Final Sunday Ordinary Time-Feast of Christ the King


I would like to invite you to open your Gather hymnal to #598….I am going to ask for your help today as we reflect on this Feast and these readings.  I also want to note the final line of the refrain….in 1988 the publishers redacted the original text….the original sings—Since Love is Lord….but since this is a Christian hymnal….the publishers felt it necessary to substitute “Christ”    As we pray and reflect and sing today, I am going to ask if you would remember and sing the original text…..Since Love is Lord of heaven and earth…..I invite you to join with me on the refrain throughout our reflection tonight.

 

At the end of September, I found myself at 13K feet overlooking a vast mountain range in the Rocky Mountains….

The wind was brisk, the air was crisp, you could smell the pine and the aspen and see some snowcapped peaks across the canyon.

And in that moment and several others that happened on that glorious trip, I came to understand a bit more about the God of my understanding and my own place in this amazing universe.

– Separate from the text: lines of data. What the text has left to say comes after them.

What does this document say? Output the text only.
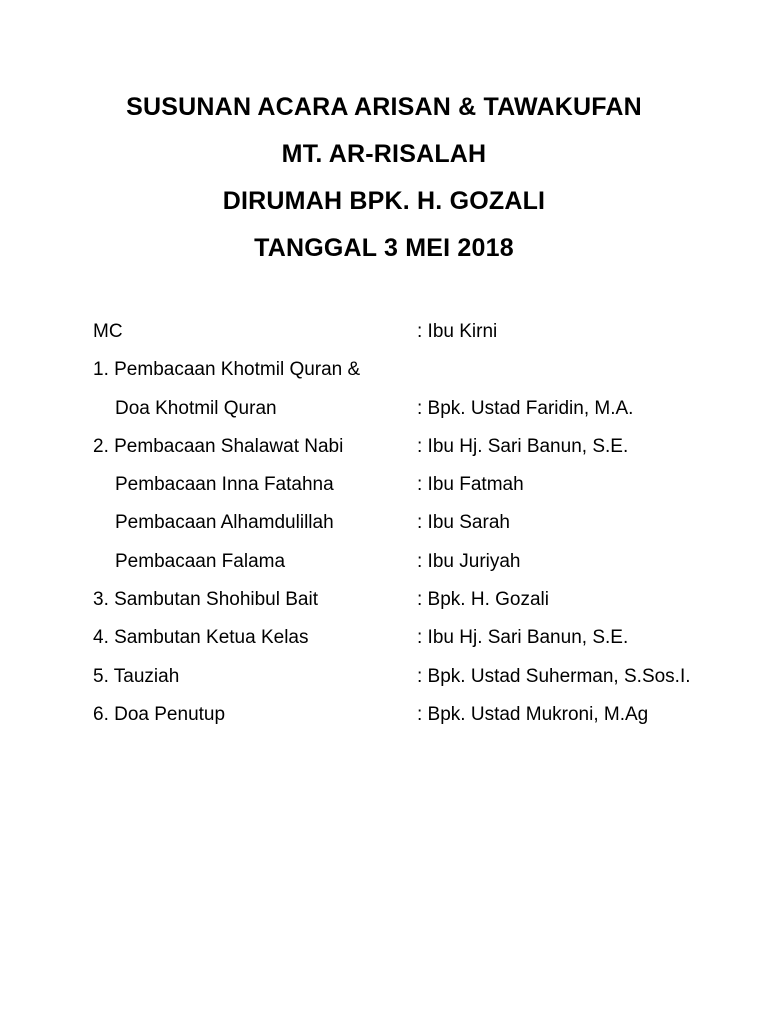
SUSUNAN ACARA ARISAN & TAWAKUFAN
MT. AR-RISALAH
DIRUMAH BPK. H. GOZALI
TANGGAL 3 MEI 2018
MC	: Ibu Kirni
1. Pembacaan Khotmil Quran &
Doa Khotmil Quran	: Bpk. Ustad Faridin, M.A.
2. Pembacaan Shalawat Nabi	: Ibu Hj. Sari Banun, S.E.
Pembacaan Inna Fatahna	: Ibu Fatmah
Pembacaan Alhamdulillah	: Ibu Sarah
Pembacaan Falama	: Ibu Juriyah
3. Sambutan Shohibul Bait	: Bpk. H. Gozali
4. Sambutan Ketua Kelas	: Ibu Hj. Sari Banun, S.E.
5. Tauziah	: Bpk. Ustad Suherman, S.Sos.I.
6. Doa Penutup	: Bpk. Ustad Mukroni, M.Ag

And as I stood there this is what came onto my heart:

My life flows on in endless song above earth’s lamentation.  I hear the real though far off hymn that hails a new creation.  No storm can shake my inmost calm, while to that rock I’m clinging. Since Love is Lord of heaven and earth, how can I keep from singing.

I think I also got a glimpse of what maybe the Roman Catholic Pope Pius XI was trying to remind us of when in 1925 he established this last Sunday of the Liturgical Year as the Feast of Christ the King.

You see when one stands in places like Independence Pass in the Rocky Mountain Range or any other number of amazing places throughout our world, one is immediately confronted with the realization that this whole world in which we live is simply so amazing that there simply must be….there simply has to be a power so much greater than any one of us that it is absolutely undeniable.

Even though the idea of “King” is not something that bodes well in some circles, or even sits well with our current understandings, I think what this feast tries to get us to realize is that there is something bigger to which we all will answer and bow down.

The sheer awe of the mountains, or the utter magnificence of the Sea….the power of fire to help and to destroy, the gentle breeze or the raging wind…..they hold clues as to the utter incomprehensibility of God.

But where do those experiences leave us?  I can tell you from my own initial reaction I thought….wow I am merely a speck in this whole thing….and a tiny one at that.  These rocks and boulders have been here for millions of years and even they are nothing.

And then it struck me….As Pastor Rick Warren stated in the very first line of his popular book—The Purpose Driven Life….he says:  “First we must realize, this is not about you!”   And I thought again:

Through all the tulmut and the strife I hear that music ringing.  It sounds and echoes in my soul; how can I keep from singing.   No storm can shake my inmost calm, while to that rock I’m clinging. Since Love is Lord of heaven and earth, how can I keep from singing.

You see I have come to a place where I believe that Pastor Rick is right….it is not about me or you….this whole amazing thing….the world, our lives, our relationships….they really are not meant to be about us….they are meant to bring and to give glory to our God.

And as we celebrated Thanksgiving Day, I was struck again, how really our place in life must be first and foremost grounded in gratitude.  Why?  Because gratitude changes our entire perspective on life.  If we held each and every moment—if we held each and every encounter as Sacred, we would transform the world.

Most of us don’t think of Prison as a place of love and peace, but as many of you may know I have had the wonderful opportunity to be walking with a gentlemen for the past several months who is in the process of transitioning from this life to life eternal.  As we meet last week for our weekly meeting, and I gave him a hug as he left my office, he said as he always has, “Love you Rev.” and I said “love you too Garret”—as he stepped back I said “Garret why do you say that?”  He said…well Rev. you never know when we will or if we will ever see each other again.

What though my joys and comfort die, the Lord my savior liveth.  What though the darkness gather round—Songs in the night it giveth.  No storm can shake my inmost calm, while to that rock I’m clinging. Since Love is Lord of heaven and earth, how can I keep from singing?

You see my friends, we may have experiences of utter awe….like standing on the top of a mountain, or at the edge of the sea, or in front of a magnificent piece of art, or in a field looking at the sky and we may wonder what difference we can possibly make in this vast universe.

And yet if we think about it from the point of gratitude, we can transform the world.

If love is Lord of heaven and earth….and if we would commit ourselves to giving birth to that love every possible moment of our lives…then our world…how ever big or how ever small it may be, will be a pocket of peace, a haven of hope and an opportunity for God’s love to shine.  And when that happens we can all sing:

The peace of Christ makes fresh my heart, a fountain every springing.  All things are mine since I am his; how can I keep from singing.  No storm can shake my inmost calm.  While too that rock I am clinging.  Since Love is Lord of heaven and earth.  How can I keep from singing.